Dr. Leonid Moroz is a researcher of comparative neurobiology at the University of Florida. Among his research interests is the use of the sea slug Aplysia Californica as a model for simple neuronal differentiation which then can be compared to high-order mollusks. He hypothesizes that parallel evolution of several ancestral cell lineages unite to form a brain in higher-order invertebrates. A collaborator spoke about their single-cell transcriptome sequencing work at the February 2014 Advances in Genome Technology and Biology meeting in Marco Island, Florida, where a poster was also presented. Dr. Moroz has also published a methods paper on single-cell RNA-Seq using semiconductor sequencing.
Another interest of Dr. Moroz is neurological regeneration in ctenophores (colloquially known as ‘comb jellies’), which regenerate their primitive brain in its entirety after only a few days.

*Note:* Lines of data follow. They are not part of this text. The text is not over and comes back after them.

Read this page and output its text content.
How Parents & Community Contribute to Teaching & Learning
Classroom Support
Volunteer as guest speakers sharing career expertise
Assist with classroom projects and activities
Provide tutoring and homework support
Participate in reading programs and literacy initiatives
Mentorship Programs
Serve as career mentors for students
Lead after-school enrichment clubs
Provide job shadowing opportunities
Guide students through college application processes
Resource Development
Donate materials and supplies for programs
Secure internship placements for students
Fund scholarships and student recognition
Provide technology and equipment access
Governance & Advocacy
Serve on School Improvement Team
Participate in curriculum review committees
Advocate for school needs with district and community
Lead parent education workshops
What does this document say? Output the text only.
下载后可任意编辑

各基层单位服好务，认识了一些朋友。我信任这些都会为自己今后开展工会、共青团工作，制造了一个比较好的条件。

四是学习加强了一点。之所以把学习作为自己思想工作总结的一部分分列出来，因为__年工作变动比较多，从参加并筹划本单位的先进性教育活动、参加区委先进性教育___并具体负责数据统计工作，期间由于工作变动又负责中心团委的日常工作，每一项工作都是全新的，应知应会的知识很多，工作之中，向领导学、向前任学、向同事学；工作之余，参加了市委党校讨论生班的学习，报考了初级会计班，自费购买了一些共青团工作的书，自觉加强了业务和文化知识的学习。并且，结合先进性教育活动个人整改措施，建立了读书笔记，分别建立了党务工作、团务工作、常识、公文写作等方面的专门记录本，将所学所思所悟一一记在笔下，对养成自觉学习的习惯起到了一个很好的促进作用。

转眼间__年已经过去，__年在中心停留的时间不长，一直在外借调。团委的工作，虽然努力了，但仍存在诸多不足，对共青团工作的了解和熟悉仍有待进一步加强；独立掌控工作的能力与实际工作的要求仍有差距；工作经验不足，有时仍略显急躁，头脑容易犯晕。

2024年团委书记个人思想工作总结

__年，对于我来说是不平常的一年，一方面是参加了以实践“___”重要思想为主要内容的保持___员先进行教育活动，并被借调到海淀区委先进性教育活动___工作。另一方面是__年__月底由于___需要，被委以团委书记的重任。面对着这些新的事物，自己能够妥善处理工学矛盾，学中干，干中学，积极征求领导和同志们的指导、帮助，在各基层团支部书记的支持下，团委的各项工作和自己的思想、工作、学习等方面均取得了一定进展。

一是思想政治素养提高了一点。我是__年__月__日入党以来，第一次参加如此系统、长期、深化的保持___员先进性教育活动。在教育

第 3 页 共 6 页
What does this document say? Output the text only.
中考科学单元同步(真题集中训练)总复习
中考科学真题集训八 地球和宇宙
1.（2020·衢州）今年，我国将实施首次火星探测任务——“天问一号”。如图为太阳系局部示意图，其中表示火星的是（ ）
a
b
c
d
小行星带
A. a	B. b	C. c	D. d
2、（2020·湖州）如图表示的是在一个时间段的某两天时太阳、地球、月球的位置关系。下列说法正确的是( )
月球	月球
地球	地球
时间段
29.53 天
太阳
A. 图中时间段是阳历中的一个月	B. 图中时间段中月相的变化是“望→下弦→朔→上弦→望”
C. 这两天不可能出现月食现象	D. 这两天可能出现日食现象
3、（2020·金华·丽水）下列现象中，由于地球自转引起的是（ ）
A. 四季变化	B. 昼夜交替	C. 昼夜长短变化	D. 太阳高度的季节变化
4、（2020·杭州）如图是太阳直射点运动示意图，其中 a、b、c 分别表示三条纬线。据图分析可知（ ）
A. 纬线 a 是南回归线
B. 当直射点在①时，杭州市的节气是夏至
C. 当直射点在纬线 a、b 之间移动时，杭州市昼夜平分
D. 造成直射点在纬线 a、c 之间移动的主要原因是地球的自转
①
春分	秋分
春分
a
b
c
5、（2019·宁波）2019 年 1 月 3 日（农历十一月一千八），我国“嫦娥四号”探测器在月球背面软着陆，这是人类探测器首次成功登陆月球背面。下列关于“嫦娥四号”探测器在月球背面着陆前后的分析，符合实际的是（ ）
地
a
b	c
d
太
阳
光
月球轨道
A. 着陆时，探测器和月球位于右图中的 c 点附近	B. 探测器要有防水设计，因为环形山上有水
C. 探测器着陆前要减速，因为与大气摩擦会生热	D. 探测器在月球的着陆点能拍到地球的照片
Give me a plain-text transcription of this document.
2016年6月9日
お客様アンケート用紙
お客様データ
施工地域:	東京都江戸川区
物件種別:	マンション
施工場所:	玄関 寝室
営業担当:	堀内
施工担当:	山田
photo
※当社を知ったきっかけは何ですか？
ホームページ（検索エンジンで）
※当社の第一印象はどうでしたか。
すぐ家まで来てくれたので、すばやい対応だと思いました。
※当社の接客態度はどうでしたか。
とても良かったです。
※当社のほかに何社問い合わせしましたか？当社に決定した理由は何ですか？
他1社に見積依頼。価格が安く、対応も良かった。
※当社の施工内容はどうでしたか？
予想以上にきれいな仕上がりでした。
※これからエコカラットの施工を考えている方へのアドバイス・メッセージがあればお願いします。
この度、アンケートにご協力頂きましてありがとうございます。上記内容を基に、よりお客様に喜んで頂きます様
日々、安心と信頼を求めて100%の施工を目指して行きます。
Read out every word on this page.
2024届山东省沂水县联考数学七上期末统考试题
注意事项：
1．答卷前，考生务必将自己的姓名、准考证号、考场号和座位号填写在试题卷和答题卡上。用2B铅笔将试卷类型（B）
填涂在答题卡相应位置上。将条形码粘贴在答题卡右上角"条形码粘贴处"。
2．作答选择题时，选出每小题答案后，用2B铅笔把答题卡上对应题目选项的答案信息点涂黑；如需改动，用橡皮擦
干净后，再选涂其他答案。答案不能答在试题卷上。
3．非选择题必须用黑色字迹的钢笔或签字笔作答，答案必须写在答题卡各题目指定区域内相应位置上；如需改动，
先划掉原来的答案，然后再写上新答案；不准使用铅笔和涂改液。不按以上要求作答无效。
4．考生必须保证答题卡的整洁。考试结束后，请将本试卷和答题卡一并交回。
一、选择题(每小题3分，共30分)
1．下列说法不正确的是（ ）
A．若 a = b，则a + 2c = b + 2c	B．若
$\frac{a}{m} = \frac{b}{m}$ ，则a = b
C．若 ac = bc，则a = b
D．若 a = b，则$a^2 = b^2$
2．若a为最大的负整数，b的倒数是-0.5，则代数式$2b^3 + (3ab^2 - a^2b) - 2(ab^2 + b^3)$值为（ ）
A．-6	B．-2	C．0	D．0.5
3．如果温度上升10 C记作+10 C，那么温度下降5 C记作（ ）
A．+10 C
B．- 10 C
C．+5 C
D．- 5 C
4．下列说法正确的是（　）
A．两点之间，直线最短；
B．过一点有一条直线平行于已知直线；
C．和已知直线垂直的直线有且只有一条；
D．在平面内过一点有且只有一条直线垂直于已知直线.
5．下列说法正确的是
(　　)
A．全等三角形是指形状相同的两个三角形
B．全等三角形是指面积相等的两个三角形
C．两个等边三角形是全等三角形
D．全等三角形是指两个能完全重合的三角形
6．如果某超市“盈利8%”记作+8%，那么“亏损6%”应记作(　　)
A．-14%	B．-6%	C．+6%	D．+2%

In a novel approach, Dr. Moroz installed an Ion PGM system on a donated research vessel, collected samples in the open ocean, did his dissections and RNA purifications on-board, then constructed RNA-Seq libraries and sequenced them on Ion 318 chips. (His laboratory technicians note the difficulty of handling their pipettes while the ship is pitching and rolling in rough seas.)
Previously Dr. Moroz determined that he could get 85% of the genes detected from his samples with only 300,000 reads per sample, so using the Ion PGM™ system instead of the Ion Proton™ system made sense, multiplexing up to 16 samples per Ion 318™ Chip. After base-calling and mapping to reference (on the ship) with Torrent Suite software on an Ion server, he used a satellite uplink to transfer the BAM files back to the University of Florida, where a supercomputer carried out the differential gene analysis. He was then able to examine the analyzed data while still at sea.
His Ion PGM™ system easily accommodated sequencing on the open ocean since it is a solid-state, semiconductor-based sequencing system. He did put the Ion PGM™ system on a vibration table to shield it against the sharpest bumps, but this is an instance where an optical system simply would not work effectively.